Swedish historian and author (1917–2009)

Olga Inga Birgitta Dahl (20 September 1917 – 3 October 2009) was a Swedish city and family historian. She carried out solid basic research in the National Archives on Gothenburg's root division exploring with great significance the city's personal and building history during the 17th and 18th centuries.

== Career ==
Olga Inga Birgitta Ström got involved early in Sweden's student-led temperance movement and in the 1940s she wrote articles promoting temperance policies.

She received her bachelor's degree in geography, law and economics from Lund University. In the early 1950s she worked as a freelance consumer issue journalist for the women's magazine Husmodern. After having moved to Gothenburg she began studying family history, and published a series of articles. In the late 1970s she wrote about the 1600s and 1700s in a book about Gothenburg, Göteborgs hjärta – en bok om människor, affärer och byggnader kring Kungsgatan (The heart of Gothenburg – a book about people, things, and buildings around Kungsgatan), with several other researchers and writers, including Per Clemensson, who wrote about the period 1775–1875, and Sven Gulin, who is listed as the editor. The work was the result of Olga Dahl's research work over several decades.
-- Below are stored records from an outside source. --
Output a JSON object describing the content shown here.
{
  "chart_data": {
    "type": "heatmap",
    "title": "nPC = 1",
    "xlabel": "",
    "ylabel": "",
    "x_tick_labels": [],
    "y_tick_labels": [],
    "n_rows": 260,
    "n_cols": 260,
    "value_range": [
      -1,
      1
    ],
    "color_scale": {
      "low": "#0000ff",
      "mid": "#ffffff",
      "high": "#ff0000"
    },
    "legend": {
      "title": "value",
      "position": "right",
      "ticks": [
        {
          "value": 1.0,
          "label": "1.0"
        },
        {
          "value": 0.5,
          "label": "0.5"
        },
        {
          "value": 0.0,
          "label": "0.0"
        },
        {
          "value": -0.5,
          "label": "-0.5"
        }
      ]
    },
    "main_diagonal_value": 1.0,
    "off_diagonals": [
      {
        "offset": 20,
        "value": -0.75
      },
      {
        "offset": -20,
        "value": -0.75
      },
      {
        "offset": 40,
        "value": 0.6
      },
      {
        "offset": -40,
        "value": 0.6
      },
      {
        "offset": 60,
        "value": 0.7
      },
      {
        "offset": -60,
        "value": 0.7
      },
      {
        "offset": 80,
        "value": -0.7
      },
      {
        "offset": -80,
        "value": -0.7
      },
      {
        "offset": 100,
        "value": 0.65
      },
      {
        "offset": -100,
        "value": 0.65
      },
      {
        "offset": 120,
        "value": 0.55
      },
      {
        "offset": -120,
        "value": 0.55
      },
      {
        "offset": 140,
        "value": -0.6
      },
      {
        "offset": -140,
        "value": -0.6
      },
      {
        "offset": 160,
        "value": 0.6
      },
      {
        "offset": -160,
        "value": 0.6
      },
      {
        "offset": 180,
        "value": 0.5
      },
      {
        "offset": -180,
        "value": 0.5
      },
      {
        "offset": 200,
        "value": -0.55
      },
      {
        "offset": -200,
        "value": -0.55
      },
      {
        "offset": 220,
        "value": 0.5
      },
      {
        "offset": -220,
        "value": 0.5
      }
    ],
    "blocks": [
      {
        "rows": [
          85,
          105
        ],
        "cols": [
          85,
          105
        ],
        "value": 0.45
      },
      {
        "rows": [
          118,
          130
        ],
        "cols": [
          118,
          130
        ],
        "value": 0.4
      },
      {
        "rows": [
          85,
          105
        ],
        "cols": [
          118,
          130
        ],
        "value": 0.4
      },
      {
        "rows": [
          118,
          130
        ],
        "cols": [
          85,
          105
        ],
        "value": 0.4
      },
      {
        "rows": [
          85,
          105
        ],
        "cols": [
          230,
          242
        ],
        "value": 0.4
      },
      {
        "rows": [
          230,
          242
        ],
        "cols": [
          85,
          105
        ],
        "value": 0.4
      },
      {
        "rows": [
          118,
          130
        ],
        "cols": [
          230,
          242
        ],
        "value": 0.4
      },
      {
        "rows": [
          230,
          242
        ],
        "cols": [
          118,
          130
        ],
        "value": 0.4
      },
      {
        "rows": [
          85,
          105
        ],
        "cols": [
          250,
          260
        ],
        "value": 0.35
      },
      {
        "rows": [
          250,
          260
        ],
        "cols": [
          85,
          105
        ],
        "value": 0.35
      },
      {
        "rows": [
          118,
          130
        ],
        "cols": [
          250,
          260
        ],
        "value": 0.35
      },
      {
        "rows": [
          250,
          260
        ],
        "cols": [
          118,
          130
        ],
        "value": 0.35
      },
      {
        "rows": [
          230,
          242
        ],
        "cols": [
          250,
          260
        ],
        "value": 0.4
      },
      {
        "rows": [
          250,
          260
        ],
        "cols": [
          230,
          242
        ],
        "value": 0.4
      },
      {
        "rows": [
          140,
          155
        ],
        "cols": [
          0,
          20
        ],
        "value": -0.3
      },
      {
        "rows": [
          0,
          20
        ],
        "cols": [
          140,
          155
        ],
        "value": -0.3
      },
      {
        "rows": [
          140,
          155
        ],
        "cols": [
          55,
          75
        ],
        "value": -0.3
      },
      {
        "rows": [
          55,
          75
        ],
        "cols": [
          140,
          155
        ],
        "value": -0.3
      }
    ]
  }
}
On her 90th birthday Olga Dahl witnessed her crowning achievement with the public opening of a database, "Göteborgs tomtägare 1637–1807", which details around 900 properties in central Gothenburg and their owners over the two-century period.
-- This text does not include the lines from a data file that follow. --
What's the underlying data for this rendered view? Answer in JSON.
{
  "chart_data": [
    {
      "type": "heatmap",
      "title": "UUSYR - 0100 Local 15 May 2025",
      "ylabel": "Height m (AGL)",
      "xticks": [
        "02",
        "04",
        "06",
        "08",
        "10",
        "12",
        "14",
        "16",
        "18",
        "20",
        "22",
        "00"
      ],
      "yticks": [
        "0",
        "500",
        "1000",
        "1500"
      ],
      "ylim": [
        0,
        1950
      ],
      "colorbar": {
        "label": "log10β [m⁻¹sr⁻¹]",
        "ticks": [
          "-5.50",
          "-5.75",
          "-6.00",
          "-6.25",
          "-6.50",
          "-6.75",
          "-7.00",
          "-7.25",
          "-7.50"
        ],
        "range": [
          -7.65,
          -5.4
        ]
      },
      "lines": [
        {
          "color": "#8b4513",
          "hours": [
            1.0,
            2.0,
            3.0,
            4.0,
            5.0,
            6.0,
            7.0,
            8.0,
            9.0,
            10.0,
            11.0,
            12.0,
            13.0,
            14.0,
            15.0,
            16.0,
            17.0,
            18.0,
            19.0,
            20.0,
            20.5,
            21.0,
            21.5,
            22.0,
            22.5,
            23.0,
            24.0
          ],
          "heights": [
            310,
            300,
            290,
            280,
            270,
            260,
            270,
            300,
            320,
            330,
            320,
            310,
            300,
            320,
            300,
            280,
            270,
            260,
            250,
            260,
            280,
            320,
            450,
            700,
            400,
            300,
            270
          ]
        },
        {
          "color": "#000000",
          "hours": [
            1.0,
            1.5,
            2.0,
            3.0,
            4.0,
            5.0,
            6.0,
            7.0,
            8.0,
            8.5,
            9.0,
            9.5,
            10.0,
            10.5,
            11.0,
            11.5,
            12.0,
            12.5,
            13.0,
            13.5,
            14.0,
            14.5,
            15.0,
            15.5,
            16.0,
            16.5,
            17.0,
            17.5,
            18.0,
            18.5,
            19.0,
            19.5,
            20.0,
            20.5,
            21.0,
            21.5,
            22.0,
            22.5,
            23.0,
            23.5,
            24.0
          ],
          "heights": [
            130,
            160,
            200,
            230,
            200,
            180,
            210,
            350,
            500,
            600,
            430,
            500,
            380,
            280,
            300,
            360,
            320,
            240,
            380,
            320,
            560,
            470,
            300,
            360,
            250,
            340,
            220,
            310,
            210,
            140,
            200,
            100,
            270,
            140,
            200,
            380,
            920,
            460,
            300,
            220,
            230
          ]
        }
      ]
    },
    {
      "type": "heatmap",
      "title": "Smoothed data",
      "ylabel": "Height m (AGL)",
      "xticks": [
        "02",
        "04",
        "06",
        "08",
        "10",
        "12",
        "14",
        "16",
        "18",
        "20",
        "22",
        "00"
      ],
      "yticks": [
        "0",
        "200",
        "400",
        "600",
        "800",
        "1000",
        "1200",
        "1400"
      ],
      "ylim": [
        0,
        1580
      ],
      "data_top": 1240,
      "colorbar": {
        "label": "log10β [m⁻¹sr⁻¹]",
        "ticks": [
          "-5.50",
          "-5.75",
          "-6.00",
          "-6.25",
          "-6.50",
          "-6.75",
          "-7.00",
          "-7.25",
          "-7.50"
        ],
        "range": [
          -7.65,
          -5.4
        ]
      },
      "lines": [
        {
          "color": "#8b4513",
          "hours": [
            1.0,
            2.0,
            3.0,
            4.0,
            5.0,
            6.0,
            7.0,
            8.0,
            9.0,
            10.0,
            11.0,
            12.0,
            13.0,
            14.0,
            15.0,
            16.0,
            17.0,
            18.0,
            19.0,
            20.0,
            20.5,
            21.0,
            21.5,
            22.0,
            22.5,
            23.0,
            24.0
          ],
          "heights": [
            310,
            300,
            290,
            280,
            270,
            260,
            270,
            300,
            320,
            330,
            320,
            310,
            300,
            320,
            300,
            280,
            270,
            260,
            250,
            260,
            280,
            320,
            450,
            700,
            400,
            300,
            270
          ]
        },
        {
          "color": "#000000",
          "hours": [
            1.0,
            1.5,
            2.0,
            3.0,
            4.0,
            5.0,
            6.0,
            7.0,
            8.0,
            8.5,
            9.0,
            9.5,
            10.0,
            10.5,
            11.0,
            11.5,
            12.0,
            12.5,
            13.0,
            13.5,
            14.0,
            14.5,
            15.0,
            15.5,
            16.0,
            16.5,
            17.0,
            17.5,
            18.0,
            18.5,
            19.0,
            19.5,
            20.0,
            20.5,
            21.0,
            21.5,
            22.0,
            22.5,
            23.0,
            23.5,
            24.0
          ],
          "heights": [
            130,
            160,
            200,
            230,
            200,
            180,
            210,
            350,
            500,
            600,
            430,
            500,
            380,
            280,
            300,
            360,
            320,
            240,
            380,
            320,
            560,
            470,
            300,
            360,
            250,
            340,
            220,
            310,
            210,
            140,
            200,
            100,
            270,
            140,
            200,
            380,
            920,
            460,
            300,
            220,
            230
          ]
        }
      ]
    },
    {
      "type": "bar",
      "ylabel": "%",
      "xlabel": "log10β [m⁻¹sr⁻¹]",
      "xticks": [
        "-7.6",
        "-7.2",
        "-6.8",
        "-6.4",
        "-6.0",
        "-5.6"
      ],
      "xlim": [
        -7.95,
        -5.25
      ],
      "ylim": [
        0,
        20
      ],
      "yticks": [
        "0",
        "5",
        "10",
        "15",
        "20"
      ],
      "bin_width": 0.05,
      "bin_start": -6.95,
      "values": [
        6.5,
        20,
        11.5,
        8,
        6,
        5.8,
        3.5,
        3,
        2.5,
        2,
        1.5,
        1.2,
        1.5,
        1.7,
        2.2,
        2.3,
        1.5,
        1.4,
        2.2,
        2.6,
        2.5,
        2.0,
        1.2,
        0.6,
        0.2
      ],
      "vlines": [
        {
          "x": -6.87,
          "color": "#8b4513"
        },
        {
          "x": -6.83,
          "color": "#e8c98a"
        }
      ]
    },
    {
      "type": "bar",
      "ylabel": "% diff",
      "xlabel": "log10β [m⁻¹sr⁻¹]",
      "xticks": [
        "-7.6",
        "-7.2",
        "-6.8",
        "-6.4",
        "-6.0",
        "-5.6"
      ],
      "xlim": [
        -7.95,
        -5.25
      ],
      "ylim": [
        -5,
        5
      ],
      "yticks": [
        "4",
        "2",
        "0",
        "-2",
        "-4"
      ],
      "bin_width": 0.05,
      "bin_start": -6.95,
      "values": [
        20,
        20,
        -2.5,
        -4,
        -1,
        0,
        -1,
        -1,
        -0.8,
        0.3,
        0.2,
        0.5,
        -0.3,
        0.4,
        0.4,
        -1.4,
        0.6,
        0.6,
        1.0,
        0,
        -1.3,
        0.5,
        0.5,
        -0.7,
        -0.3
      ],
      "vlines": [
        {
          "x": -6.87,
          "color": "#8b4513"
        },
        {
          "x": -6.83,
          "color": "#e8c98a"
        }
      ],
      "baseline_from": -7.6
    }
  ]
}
Dahl was a member of the Gothenburg Regional genealogical society from the 1950s onward, and was a local writer for Svenskt biografiskt lexikon (Swedish Biographical Dictionary). She taught several hundred amateur researchers the basic skills of genealogy and also gave courses in local history. She died in Gothenburg on 3 October 2009.

== Family ==
Olga Inga Birgitta Ström was born to Ernst Ström and Mimmi (née Norlander) in Malmö. She was married to Sven Dahl, who was a professor of geography at Gothenburg School of Business, Economics and Law. He died in 1979. Together they had four children: Östen, born in 1945; Gudrun, born in 1948; Ingolf, born in 1950; and Åslög, born in 1955. She is buried with her husband at the family gravesite in Örgryte Old Cemetery.